Creating a genome-independent nosology from proteomes-interactomes

Human proteomes are hereditable molecular phenotypes72 and as such constitute valuable, yet untapped, resources to create disorder classifications rooted in molecules and their pathways. The study of proteomes shares with the analysis of genomes its quantitative and unbiased character. However, proteomes and interactomes offer the distinctive advantage of being executors of phenotypic programs in cells and tissues. Therefore, proteomes and interactomes are causally closer to the identity of disease mechanisms than genomes. Proteomes are already beginning to shed light on complex neurological disorders such as schizophrenia.81, 82 However, we should not limit ourselves to just exploring postmortem brains of subjects grouped solely by their clinical features. Instead, we advocate for the study of proteomes from cells isolated from individuals that are genetically related. Cell proteomes from affected probands compared with their unaffected first-degree relatives offer a great prospect for the identification of hereditable or de novo abnormalities in molecular phenotypes. Evidently, in the context of NDDs, human inducible pluripotent stem cells are a great resource, as they can be differentiated into neurons.83 However, it is likely that the molecular mechanisms affected in NDDs are common to many, if not all cells. For example, Fragile X syndrome or velocardiofacial syndrome, where multiple tissues are affected 12. Thus, fibroblasts or lymphoblasts from human pedigrees are likely to offer valuable insights into neuronal disorders.

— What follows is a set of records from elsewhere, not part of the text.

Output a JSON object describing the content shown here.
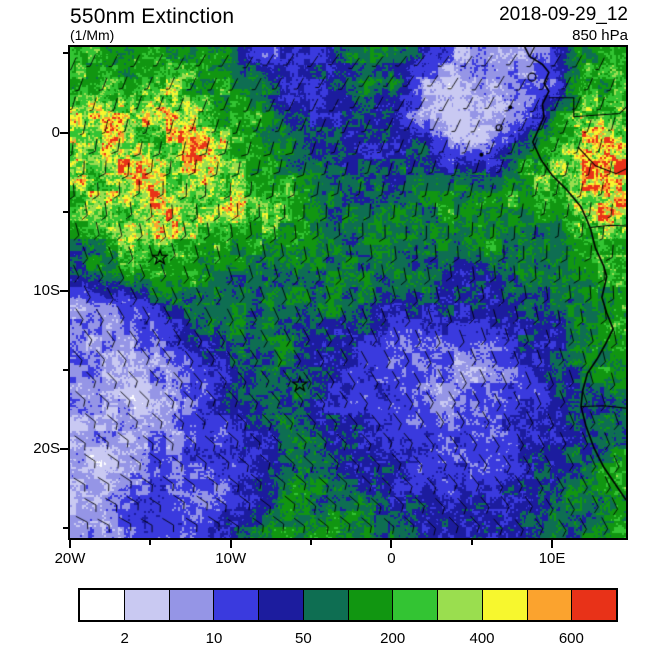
{
  "header": {
    "title": "550nm Extinction",
    "units": "(1/Mm)",
    "datetime": "2018-09-29_12",
    "level": "850 hPa"
  },
  "axes": {
    "lon_min": -20,
    "lon_max": 14.6,
    "lat_min": -25.6,
    "lat_max": 5.4,
    "x_ticks": [
      {
        "label": "20W",
        "lon": -20
      },
      {
        "label": "10W",
        "lon": -10
      },
      {
        "label": "0",
        "lon": 0
      },
      {
        "label": "10E",
        "lon": 10
      }
    ],
    "y_ticks": [
      {
        "label": "0",
        "lat": 0
      },
      {
        "label": "10S",
        "lat": -10
      },
      {
        "label": "20S",
        "lat": -20
      }
    ],
    "x_minor_ticks": [
      -15,
      -5,
      5
    ],
    "y_minor_ticks": [
      5,
      -5,
      -15,
      -25
    ]
  },
  "colorbar": {
    "colors": [
      "#ffffff",
      "#c9c9f2",
      "#9595e6",
      "#3a3ade",
      "#1c1c9e",
      "#0e6e52",
      "#119611",
      "#33c433",
      "#9ade4f",
      "#f7f72e",
      "#fba32e",
      "#e83218"
    ],
    "levels": [
      2,
      5,
      10,
      25,
      50,
      100,
      200,
      300,
      400,
      500,
      600
    ],
    "labels": [
      "2",
      "10",
      "50",
      "200",
      "400",
      "600"
    ],
    "label_boundary_indices": [
      1,
      3,
      5,
      7,
      9,
      11
    ]
  },
  "chart_data": {
    "type": "heatmap",
    "title": "550nm Extinction",
    "units": "1/Mm",
    "valid_time": "2018-09-29_12",
    "pressure_level": "850 hPa",
    "legend_levels": [
      2,
      5,
      10,
      25,
      50,
      100,
      200,
      300,
      400,
      500,
      600
    ],
    "lons": [
      -20,
      -18,
      -16,
      -14,
      -12,
      -10,
      -8,
      -6,
      -4,
      -2,
      0,
      2,
      4,
      6,
      8,
      10,
      12,
      14
    ],
    "lats": [
      5,
      3,
      1,
      -1,
      -3,
      -5,
      -7,
      -9,
      -11,
      -13,
      -15,
      -17,
      -19,
      -21,
      -23,
      -25
    ],
    "extinction_grid": [
      [
        150,
        150,
        150,
        150,
        150,
        75,
        15,
        15,
        35,
        75,
        75,
        35,
        7,
        7,
        7,
        15,
        150,
        150
      ],
      [
        150,
        250,
        150,
        250,
        150,
        150,
        75,
        15,
        35,
        75,
        75,
        7,
        3,
        7,
        7,
        15,
        150,
        150
      ],
      [
        350,
        450,
        250,
        450,
        250,
        150,
        150,
        35,
        35,
        35,
        35,
        7,
        3,
        3,
        7,
        75,
        250,
        250
      ],
      [
        350,
        450,
        350,
        250,
        450,
        250,
        150,
        75,
        35,
        35,
        35,
        75,
        7,
        7,
        75,
        250,
        450,
        550
      ],
      [
        250,
        350,
        450,
        350,
        350,
        250,
        150,
        150,
        75,
        75,
        35,
        75,
        75,
        75,
        150,
        250,
        450,
        600
      ],
      [
        150,
        250,
        350,
        450,
        250,
        350,
        250,
        150,
        75,
        75,
        75,
        75,
        150,
        150,
        150,
        150,
        350,
        500
      ],
      [
        75,
        150,
        250,
        350,
        250,
        150,
        150,
        150,
        75,
        75,
        75,
        75,
        75,
        150,
        75,
        75,
        150,
        250
      ],
      [
        35,
        75,
        150,
        150,
        150,
        75,
        75,
        75,
        75,
        75,
        75,
        75,
        35,
        35,
        75,
        75,
        150,
        150
      ],
      [
        7,
        7,
        15,
        35,
        75,
        75,
        75,
        75,
        75,
        75,
        35,
        35,
        35,
        35,
        35,
        75,
        75,
        150
      ],
      [
        7,
        7,
        7,
        15,
        35,
        75,
        75,
        75,
        35,
        35,
        15,
        15,
        15,
        15,
        35,
        35,
        75,
        150
      ],
      [
        7,
        7,
        7,
        7,
        15,
        35,
        75,
        75,
        35,
        15,
        15,
        7,
        7,
        7,
        15,
        35,
        75,
        150
      ],
      [
        7,
        7,
        3,
        7,
        15,
        35,
        75,
        75,
        35,
        15,
        15,
        15,
        7,
        15,
        15,
        35,
        75,
        75
      ],
      [
        3,
        7,
        7,
        7,
        15,
        15,
        35,
        75,
        35,
        35,
        15,
        15,
        15,
        15,
        15,
        35,
        35,
        75
      ],
      [
        7,
        3,
        7,
        15,
        15,
        15,
        35,
        75,
        75,
        35,
        35,
        15,
        15,
        15,
        35,
        35,
        75,
        150
      ],
      [
        7,
        7,
        15,
        15,
        7,
        15,
        35,
        150,
        75,
        75,
        35,
        35,
        15,
        35,
        35,
        75,
        75,
        150
      ],
      [
        7,
        7,
        15,
        15,
        15,
        35,
        75,
        150,
        150,
        75,
        75,
        35,
        35,
        35,
        35,
        75,
        75,
        150
      ]
    ],
    "wind": {
      "lons": [
        -20,
        -13,
        -6,
        1,
        8,
        14.6
      ],
      "lats": [
        5.4,
        -1,
        -7,
        -13,
        -19,
        -25.6
      ],
      "direction_from_deg": [
        [
          205,
          210,
          215,
          220,
          215,
          205
        ],
        [
          185,
          190,
          195,
          200,
          200,
          190
        ],
        [
          160,
          165,
          170,
          175,
          180,
          185
        ],
        [
          140,
          145,
          150,
          155,
          160,
          170
        ],
        [
          125,
          130,
          135,
          140,
          150,
          160
        ],
        [
          115,
          120,
          125,
          130,
          140,
          155
        ]
      ],
      "speed_kt": [
        [
          5,
          5,
          5,
          5,
          5,
          5
        ],
        [
          8,
          8,
          8,
          5,
          5,
          5
        ],
        [
          10,
          10,
          10,
          8,
          8,
          8
        ],
        [
          10,
          10,
          10,
          10,
          10,
          8
        ],
        [
          12,
          12,
          10,
          10,
          10,
          10
        ],
        [
          12,
          12,
          12,
          10,
          10,
          10
        ]
      ]
    },
    "markers": [
      {
        "name": "star",
        "lon": -14.4,
        "lat": -7.9
      },
      {
        "name": "star",
        "lon": -5.7,
        "lat": -15.9
      }
    ]
  },
  "map": {
    "coastline": [
      [
        8.3,
        5.4
      ],
      [
        8.6,
        4.8
      ],
      [
        9.4,
        4.3
      ],
      [
        9.8,
        3.8
      ],
      [
        9.5,
        3.1
      ],
      [
        9.8,
        2.6
      ],
      [
        9.4,
        1.8
      ],
      [
        9.5,
        1.0
      ],
      [
        9.2,
        0.3
      ],
      [
        8.8,
        -0.6
      ],
      [
        9.3,
        -1.7
      ],
      [
        10.0,
        -2.7
      ],
      [
        10.9,
        -3.6
      ],
      [
        11.8,
        -4.7
      ],
      [
        12.2,
        -5.6
      ],
      [
        12.4,
        -6.1
      ],
      [
        12.7,
        -7.3
      ],
      [
        13.2,
        -8.4
      ],
      [
        13.4,
        -9.1
      ],
      [
        13.1,
        -10.4
      ],
      [
        13.4,
        -11.4
      ],
      [
        13.8,
        -12.4
      ],
      [
        13.3,
        -13.4
      ],
      [
        12.8,
        -14.3
      ],
      [
        12.2,
        -15.2
      ],
      [
        11.9,
        -16.3
      ],
      [
        11.8,
        -17.3
      ],
      [
        12.1,
        -18.5
      ],
      [
        12.6,
        -19.9
      ],
      [
        13.2,
        -21.1
      ],
      [
        14.0,
        -22.3
      ],
      [
        14.6,
        -23.2
      ]
    ],
    "borders": [
      [
        [
          8.6,
          4.8
        ],
        [
          8.9,
          5.4
        ]
      ],
      [
        [
          9.8,
          2.2
        ],
        [
          11.35,
          2.2
        ],
        [
          11.35,
          1.0
        ],
        [
          14.2,
          1.2
        ],
        [
          14.6,
          1.6
        ]
      ],
      [
        [
          11.6,
          -0.9
        ],
        [
          12.7,
          -2.1
        ],
        [
          14.0,
          -2.6
        ],
        [
          14.6,
          -2.3
        ]
      ],
      [
        [
          12.4,
          -6.0
        ],
        [
          13.6,
          -5.85
        ],
        [
          14.6,
          -5.9
        ]
      ],
      [
        [
          11.8,
          -17.3
        ],
        [
          13.2,
          -17.25
        ],
        [
          14.6,
          -17.4
        ]
      ]
    ],
    "islands": [
      {
        "lon": 8.75,
        "lat": 3.5,
        "r": 4
      },
      {
        "lon": 7.4,
        "lat": 1.6,
        "r": 2
      },
      {
        "lon": 6.7,
        "lat": 0.3,
        "r": 3
      },
      {
        "lon": 5.6,
        "lat": -1.4,
        "r": 2
      }
    ]
  }
}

We predict that proteomes built from genetically related subjects’ cells will bridge two camps. On one hand, proteomes will help us to interpret results from genome-wide analyses. On the other hand, they will guide us to define NDD mechanisms at levels of complexity higher than the traditional single genes or proteins. These would include, for instance, subcellular compartments, such as synapses or mitochondria, and deficits in tissue organization, such as those in neural circuits. Genomes, proteomes and interactomes give us vantage points, the inevitable next step is to dive deep into the biology emerging from and converging to them.